I may have solved the conundrum of insulating the bottom of my GMG!

There was a thread last year from a guy that wanted to do this with silicone & ?????  However not to be defeated on the problem I needed to find something that wasn't permanent and didn't require any drilling (not welders blankets). After watching a program about the space shuttle and speaking to my jeweller mate I had a eureka moment. I came up with an idea, if the shuttle can use heat proof tiles why cant I !. So I sourced from EBay jewellers heat proof soldering mats! They come in various sizes and prices but basically in 150mmx150x6mm blocks and are heat proof to 1800C. Now you will need a few of these and some may need to be trimmed but with the very small penny magnets set and glued into the back they are a great non permanent easy fix. You can of course cover them with tin foil for any debris that may get on them. You could glue them in place but magnets and gravity will do the trick me thinks.

Copyrights mine Lol!!!!!

Wat de ya recon???????????


----------



## smokin monkey (Jan 4, 2016)

Picture please Brian! [emoji]128248[/emoji][emoji]128248[/emoji][emoji]128248[/emoji]
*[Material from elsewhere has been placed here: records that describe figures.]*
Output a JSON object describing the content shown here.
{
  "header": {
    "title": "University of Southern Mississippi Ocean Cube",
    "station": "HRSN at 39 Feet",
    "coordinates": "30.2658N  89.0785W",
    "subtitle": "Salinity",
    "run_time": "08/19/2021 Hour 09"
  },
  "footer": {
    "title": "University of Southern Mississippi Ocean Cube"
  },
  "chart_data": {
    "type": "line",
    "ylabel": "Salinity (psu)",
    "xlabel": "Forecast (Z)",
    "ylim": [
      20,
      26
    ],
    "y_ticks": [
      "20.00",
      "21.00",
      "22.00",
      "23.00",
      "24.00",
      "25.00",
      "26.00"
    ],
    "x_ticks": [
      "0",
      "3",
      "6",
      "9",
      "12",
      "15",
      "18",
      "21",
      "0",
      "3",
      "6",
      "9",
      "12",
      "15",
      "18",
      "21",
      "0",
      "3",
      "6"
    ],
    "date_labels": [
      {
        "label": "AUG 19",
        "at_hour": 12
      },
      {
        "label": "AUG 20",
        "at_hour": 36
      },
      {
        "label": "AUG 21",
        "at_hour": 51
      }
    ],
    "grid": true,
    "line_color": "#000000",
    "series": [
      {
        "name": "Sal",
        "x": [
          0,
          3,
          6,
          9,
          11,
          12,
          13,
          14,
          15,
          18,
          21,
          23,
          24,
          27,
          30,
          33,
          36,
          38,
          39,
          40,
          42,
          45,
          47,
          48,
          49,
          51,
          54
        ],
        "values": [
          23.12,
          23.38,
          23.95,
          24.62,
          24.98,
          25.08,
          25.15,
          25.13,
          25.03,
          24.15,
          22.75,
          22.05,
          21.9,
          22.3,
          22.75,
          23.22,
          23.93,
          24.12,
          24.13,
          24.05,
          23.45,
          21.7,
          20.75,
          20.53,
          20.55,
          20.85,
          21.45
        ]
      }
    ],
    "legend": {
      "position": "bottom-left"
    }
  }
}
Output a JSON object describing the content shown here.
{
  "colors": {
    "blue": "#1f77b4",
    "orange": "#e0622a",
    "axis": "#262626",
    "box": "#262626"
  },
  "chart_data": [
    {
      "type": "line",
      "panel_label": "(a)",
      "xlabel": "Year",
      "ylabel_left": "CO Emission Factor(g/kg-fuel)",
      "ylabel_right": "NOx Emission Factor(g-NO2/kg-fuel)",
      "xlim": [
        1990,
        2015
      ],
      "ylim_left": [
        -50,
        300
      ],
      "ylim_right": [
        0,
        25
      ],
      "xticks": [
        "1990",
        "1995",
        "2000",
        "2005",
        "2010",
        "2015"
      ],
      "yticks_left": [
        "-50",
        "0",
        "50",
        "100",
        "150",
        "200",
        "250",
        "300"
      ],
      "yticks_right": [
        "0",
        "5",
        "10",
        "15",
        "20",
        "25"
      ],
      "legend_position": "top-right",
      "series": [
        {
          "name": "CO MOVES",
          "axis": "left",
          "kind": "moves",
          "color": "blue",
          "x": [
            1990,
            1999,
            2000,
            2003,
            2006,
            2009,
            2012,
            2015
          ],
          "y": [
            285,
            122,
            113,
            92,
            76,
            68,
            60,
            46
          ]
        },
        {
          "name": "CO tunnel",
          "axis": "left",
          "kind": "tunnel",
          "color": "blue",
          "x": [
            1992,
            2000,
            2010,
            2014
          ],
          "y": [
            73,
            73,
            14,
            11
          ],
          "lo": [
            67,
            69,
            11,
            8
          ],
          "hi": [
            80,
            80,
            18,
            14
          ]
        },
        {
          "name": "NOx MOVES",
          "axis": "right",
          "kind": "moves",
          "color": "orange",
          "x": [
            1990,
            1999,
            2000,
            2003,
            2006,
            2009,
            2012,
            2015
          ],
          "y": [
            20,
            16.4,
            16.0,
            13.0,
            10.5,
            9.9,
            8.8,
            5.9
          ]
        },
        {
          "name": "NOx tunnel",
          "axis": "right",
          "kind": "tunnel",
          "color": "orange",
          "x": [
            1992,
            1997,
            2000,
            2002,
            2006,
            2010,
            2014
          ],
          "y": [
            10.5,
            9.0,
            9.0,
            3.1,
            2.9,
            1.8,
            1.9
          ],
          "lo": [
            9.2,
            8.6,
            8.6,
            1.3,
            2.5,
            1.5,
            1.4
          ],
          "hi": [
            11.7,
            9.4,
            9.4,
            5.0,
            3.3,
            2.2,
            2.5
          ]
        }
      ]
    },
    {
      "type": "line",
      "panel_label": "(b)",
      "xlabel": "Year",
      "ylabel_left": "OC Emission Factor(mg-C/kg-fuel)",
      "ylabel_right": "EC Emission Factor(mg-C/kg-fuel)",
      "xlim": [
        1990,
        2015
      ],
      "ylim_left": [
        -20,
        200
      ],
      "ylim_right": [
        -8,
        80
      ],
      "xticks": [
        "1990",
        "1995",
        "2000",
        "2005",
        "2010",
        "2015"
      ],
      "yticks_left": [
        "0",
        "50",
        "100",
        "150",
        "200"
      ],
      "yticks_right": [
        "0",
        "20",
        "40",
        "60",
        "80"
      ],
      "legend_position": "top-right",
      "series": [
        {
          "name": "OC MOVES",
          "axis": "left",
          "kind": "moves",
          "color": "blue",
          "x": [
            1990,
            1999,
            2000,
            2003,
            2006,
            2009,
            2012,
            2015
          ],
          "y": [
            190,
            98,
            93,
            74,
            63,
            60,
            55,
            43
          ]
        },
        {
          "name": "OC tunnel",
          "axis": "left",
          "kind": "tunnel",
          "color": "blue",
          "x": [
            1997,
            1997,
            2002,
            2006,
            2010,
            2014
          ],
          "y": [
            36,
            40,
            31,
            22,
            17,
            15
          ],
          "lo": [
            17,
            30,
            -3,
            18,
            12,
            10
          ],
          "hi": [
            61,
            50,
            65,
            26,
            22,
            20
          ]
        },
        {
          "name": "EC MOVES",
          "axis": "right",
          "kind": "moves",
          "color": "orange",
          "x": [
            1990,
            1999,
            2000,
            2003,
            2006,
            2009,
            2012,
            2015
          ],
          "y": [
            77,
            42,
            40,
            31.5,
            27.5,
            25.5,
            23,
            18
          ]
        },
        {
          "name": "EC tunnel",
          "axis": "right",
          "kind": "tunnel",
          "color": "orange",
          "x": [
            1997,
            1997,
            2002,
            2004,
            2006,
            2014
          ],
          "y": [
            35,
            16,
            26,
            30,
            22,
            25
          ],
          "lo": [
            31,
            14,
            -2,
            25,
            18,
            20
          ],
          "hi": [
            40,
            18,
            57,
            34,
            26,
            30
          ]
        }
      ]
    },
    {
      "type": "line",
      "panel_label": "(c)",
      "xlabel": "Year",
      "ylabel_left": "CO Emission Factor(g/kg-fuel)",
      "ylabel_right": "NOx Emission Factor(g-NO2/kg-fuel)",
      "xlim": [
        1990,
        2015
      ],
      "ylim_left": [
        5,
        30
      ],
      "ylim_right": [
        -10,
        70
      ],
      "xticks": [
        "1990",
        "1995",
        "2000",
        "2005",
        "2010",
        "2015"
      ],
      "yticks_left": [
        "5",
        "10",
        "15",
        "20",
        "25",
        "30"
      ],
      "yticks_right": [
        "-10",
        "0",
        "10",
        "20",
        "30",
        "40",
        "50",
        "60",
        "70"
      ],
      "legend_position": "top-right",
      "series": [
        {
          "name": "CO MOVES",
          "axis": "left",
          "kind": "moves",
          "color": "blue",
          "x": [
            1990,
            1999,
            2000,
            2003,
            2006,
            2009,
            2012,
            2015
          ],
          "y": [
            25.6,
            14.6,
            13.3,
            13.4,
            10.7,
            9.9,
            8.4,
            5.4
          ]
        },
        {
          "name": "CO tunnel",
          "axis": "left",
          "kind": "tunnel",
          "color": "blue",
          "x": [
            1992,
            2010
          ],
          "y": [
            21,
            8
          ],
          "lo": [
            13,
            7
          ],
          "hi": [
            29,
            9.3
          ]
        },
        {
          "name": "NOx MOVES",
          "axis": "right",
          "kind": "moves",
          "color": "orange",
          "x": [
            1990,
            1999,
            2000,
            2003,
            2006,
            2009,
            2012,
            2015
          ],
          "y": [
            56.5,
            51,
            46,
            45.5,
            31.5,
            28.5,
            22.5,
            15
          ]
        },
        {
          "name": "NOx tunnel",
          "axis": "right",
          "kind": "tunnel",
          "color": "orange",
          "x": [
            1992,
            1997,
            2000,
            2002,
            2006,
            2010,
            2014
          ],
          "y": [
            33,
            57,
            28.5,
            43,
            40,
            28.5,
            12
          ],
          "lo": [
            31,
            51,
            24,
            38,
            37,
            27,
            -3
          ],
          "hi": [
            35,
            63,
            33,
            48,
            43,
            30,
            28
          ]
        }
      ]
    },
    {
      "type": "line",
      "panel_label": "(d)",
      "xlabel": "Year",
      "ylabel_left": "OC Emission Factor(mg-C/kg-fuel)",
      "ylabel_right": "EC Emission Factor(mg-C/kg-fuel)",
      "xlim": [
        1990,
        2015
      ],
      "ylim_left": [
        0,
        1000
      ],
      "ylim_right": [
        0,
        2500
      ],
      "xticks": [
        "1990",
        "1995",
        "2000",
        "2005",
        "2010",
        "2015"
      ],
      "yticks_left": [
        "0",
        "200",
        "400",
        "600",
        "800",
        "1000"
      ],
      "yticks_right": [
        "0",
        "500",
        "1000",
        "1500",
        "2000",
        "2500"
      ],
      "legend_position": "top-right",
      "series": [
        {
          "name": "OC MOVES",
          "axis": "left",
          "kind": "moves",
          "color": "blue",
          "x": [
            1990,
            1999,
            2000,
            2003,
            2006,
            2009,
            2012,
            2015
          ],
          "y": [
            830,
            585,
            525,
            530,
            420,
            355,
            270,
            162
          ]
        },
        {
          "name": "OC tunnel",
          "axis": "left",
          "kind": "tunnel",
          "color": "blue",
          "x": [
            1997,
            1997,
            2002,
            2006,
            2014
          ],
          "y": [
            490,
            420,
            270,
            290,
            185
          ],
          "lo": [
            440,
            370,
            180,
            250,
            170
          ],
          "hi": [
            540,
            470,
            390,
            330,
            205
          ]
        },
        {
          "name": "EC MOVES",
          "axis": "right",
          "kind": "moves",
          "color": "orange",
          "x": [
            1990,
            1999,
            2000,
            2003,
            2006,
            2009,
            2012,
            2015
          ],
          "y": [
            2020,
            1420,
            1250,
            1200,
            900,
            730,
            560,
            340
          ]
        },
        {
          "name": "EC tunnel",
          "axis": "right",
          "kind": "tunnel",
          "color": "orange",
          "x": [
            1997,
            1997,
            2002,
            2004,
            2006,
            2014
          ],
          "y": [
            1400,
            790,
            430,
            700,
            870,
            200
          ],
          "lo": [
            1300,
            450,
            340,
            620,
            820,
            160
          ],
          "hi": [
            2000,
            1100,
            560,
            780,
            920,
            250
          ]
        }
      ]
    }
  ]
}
Are these placed inside the bottom of the smoker?


----------



## kiska95 (Jan 4, 2016)

Yes in the bottom around the burn pot n up the angled sides
Not done it yet! lol !!


----------



## smokin monkey (Jan 4, 2016)

I started a thread similar to this last year. I was looking at using Vermiculit, the same as I used in that beer keg tandoori oven.


----------



## kiska95 (Jan 5, 2016)

Too messy!!!


----------